When the adults change
I once worked in a school where the principal gave us all the book “When The Adults Change” by Paul Dix. The objective was for us to reflect on our own attitude and behaviour and how it was influencing student behaviour and performance. I think that this has real lessons for us as cybersecurity professionals. We need to look at ourselves first.
I say this a lot, but it does bear repeating in these days of the world being a total mess. What worked ten years ago will no longer work when people are constantly laid off, or scared of being laid off. Or sad and worried that they can’t afford life.
Do we look at our own behaviour?
Are we calm, engaging and receptive to questions?
But even more so, are we doing the work ourselves?
Have we secured what we need to secure?
Are we showing critical thinking?
I think the answers to these questions are often “no”. To be fair, there is always more to secure. But too many organisations sit doing ISO or other compliance “busywork”. I don’t mean to suggest that compliance is a waste of time.I love compliance.

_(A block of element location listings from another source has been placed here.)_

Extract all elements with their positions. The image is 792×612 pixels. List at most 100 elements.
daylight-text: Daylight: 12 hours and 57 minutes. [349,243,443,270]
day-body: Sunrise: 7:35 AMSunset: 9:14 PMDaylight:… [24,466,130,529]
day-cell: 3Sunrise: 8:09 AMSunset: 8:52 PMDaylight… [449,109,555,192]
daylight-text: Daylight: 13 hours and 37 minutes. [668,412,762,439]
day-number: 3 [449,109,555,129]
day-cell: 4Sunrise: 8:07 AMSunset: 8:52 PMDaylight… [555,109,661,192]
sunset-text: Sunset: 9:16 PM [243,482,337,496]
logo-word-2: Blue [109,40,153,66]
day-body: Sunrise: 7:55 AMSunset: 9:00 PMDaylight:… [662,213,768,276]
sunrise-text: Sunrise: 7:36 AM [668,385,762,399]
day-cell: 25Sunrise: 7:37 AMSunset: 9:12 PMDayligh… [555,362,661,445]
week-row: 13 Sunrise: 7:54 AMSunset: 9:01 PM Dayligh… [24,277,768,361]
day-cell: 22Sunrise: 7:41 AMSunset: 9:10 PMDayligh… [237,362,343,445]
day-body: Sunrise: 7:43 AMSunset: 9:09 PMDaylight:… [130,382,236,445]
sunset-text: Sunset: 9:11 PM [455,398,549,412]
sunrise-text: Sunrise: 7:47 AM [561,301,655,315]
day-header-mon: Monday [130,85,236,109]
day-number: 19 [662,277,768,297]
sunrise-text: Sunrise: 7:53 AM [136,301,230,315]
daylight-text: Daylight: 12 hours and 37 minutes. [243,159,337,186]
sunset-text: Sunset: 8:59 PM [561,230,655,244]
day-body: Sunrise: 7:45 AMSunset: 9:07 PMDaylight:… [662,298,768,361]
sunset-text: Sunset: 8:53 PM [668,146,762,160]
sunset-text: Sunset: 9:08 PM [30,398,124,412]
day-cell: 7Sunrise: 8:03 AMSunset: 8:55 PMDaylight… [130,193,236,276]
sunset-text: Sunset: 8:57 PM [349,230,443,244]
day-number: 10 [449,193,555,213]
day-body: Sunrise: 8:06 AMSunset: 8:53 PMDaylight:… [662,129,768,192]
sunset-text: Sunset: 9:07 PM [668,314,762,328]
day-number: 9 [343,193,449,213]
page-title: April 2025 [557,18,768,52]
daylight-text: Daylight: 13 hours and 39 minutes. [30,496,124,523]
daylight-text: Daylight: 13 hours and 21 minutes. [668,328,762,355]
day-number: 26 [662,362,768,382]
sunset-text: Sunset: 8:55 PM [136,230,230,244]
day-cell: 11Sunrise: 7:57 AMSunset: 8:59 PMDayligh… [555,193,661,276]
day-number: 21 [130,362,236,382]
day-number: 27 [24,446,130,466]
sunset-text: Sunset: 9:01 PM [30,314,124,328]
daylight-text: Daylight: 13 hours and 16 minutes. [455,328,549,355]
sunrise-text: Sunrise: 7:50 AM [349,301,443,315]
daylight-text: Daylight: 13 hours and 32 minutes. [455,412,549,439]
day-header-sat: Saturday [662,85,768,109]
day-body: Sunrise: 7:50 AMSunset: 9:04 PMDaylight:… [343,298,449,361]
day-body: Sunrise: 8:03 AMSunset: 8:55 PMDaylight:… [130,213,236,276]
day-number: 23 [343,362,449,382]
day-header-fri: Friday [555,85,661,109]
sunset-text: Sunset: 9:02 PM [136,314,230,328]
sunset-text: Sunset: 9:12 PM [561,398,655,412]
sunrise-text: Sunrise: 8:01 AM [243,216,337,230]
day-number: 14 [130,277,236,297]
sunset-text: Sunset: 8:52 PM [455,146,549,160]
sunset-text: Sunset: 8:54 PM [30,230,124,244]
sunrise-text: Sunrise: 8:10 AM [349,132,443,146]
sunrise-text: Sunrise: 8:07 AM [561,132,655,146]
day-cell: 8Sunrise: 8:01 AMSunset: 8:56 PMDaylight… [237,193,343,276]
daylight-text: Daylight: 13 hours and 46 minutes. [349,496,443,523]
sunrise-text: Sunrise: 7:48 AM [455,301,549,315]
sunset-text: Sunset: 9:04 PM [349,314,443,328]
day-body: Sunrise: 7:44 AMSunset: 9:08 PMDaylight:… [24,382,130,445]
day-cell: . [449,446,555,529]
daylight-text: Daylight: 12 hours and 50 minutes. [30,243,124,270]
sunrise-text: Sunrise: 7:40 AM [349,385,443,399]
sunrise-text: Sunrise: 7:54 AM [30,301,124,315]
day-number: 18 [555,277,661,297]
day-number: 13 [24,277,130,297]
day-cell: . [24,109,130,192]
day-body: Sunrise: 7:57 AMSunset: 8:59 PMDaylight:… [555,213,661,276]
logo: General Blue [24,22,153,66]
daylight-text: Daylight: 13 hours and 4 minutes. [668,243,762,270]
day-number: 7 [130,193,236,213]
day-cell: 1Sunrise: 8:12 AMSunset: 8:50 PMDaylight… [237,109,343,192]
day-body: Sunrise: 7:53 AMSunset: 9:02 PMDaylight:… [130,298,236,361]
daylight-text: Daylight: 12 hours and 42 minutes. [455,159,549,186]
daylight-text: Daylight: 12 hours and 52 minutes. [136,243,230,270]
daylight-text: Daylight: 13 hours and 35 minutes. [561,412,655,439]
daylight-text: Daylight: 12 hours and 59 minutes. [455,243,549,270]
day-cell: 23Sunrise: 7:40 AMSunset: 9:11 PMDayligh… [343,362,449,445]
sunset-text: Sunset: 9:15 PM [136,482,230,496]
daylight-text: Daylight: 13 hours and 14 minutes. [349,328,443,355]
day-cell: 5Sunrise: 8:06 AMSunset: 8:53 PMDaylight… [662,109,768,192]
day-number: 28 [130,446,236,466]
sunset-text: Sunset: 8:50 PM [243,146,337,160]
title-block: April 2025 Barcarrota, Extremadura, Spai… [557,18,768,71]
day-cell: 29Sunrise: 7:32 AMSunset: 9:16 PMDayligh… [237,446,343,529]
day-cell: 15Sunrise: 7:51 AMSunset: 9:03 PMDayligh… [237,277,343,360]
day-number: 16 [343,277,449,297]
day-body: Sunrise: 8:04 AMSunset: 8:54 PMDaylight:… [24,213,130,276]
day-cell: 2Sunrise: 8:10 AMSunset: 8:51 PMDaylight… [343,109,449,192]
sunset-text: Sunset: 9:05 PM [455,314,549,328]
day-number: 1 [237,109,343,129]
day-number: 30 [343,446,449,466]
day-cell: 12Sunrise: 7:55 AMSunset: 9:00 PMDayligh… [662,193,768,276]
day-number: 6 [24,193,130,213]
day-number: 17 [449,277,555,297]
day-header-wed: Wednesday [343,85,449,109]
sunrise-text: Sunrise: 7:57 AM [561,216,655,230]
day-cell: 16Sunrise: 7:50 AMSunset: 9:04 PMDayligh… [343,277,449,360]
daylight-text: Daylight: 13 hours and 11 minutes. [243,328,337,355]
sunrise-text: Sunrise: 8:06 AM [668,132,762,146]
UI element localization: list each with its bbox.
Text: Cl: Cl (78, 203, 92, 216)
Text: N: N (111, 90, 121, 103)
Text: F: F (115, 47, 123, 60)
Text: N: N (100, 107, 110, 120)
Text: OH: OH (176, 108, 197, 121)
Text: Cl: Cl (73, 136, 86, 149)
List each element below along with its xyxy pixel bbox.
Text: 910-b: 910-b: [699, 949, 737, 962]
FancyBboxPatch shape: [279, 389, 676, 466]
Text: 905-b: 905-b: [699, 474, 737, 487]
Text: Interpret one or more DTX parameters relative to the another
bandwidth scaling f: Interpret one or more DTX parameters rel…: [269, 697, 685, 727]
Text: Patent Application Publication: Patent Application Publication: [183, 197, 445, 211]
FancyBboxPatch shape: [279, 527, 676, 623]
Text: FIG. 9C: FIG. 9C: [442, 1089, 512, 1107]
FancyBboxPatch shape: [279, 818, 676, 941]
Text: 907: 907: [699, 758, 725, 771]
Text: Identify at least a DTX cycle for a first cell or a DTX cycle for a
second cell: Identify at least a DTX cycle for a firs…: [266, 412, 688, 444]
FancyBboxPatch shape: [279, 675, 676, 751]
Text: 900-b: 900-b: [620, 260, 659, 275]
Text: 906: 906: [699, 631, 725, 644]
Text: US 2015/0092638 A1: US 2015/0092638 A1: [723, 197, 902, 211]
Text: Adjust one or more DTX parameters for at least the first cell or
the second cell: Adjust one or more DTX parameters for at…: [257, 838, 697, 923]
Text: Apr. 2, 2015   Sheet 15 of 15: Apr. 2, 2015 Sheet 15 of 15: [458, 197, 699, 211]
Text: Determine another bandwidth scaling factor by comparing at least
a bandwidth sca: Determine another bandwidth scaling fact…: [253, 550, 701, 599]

It is more that it often replaces real work because it is output based over outcomes. And securing things brings compliance by default. This blog here by Crankysec has some profanity, so beware on a screen at work, but it is spot on. I think unless you are very lucky, and work somewhere with an amazing team such as the one at Netflix, you will read it and recognise some past or present colleagues.
Our fixation on phishing sims, and firing people for clicking them has also pushed our focus outwards. Why? Because most of the vendors selling you stuff HAVE NEVER WORKED IN A SECURITY TEAM.Please read that again, and then go and read some bios of some of the folk selling you “security awareness professional”or awareness content.Few of them have any experience sitting with teams, building strategies or building trust. They just know what people want to hear. But none of that mattered years ago, when they discovered that desperate and panicked security teams or managers would happily buy something, anything, that pushed the focus away from them.
So we end up with sims, top clicker dashboards and awful slogans like human firewall or passwords are like your pants. Because no one making this rubbish has ever been asked to, or needed, to do more. And we need to start asking for more. And see who is capable of offering solutions and outcome based ideas.
We need to show that we are capable of discernment, of using the critical thinking that we need to be teaching and modelling. This is how you will also gain credibility with leadership.
Let us also remember in all of this that outcome based work is what matters. Which is why I use the term security education not vague “awareness” or HR “culture”. We aren’t focussed enough on outcomes. Or our own ideas. I would love to see more people sharing insight and ideas and outcomes that went beyond creating security champions or dashboards of click rates.
Where are the people who dare to challenge the status quo, or work for trust? Why is the leading “Security awareness summit” running training that repeatedly suggests that people who click links should be reported to HR? How is that helpful to us in building trust or relationships? If you don’t care, then feel free to continue being a wing of HR.
If you do want to build trust and help people, then you urgently need to be working for that trust. And that means doing disinformation workshops, meeting people with information that they need and getting the security and engineering teams the training that they need. We should be working with comms teams, focussing on WHY am I doing this, and WHAT FOR? If we work like this, we won’t end up with “great click rates”, but a dev team that didn’t have secure admin access, or a security team who didn’t think through the MFA process. Shifting Privacy Left discusses this from a privacy perspective that may be useful.
It starts with us
It also starts with you.
Just as I would advise any CISO not to stay where they are not valued, even in this economy, you deserve to be where your ideas are heard. An organisation that only wants you to focus on posters and sims is not going in the right direction. Find the sponsors for your ideas and develop outcome based strategies.
If you need some ideas on how to do this, remember Vygotsky’s principles. You should always be considering what people can do by themselves, what support they might need from an MKO ( More Knowledgeable Other).The MKO can be human or and LMS or other support. Then you should consider the ZPD (Zone of Proximal Development). This is how much support is needed, how much challenge is required to inspire and motivate the learner. All of it works on collaboration and relationships. This can be useful in thinking about strategic relationships as much as in security education. I love using it as a base for work as it centres the subject of the education, instead of the organisation. The Human Centred Security Podcast covers this exact topic this week. Ethical Voices also discusses that people are not props
People are our why. You are the why for the people. Please trust your insight and ideas and don’t let them dim your light.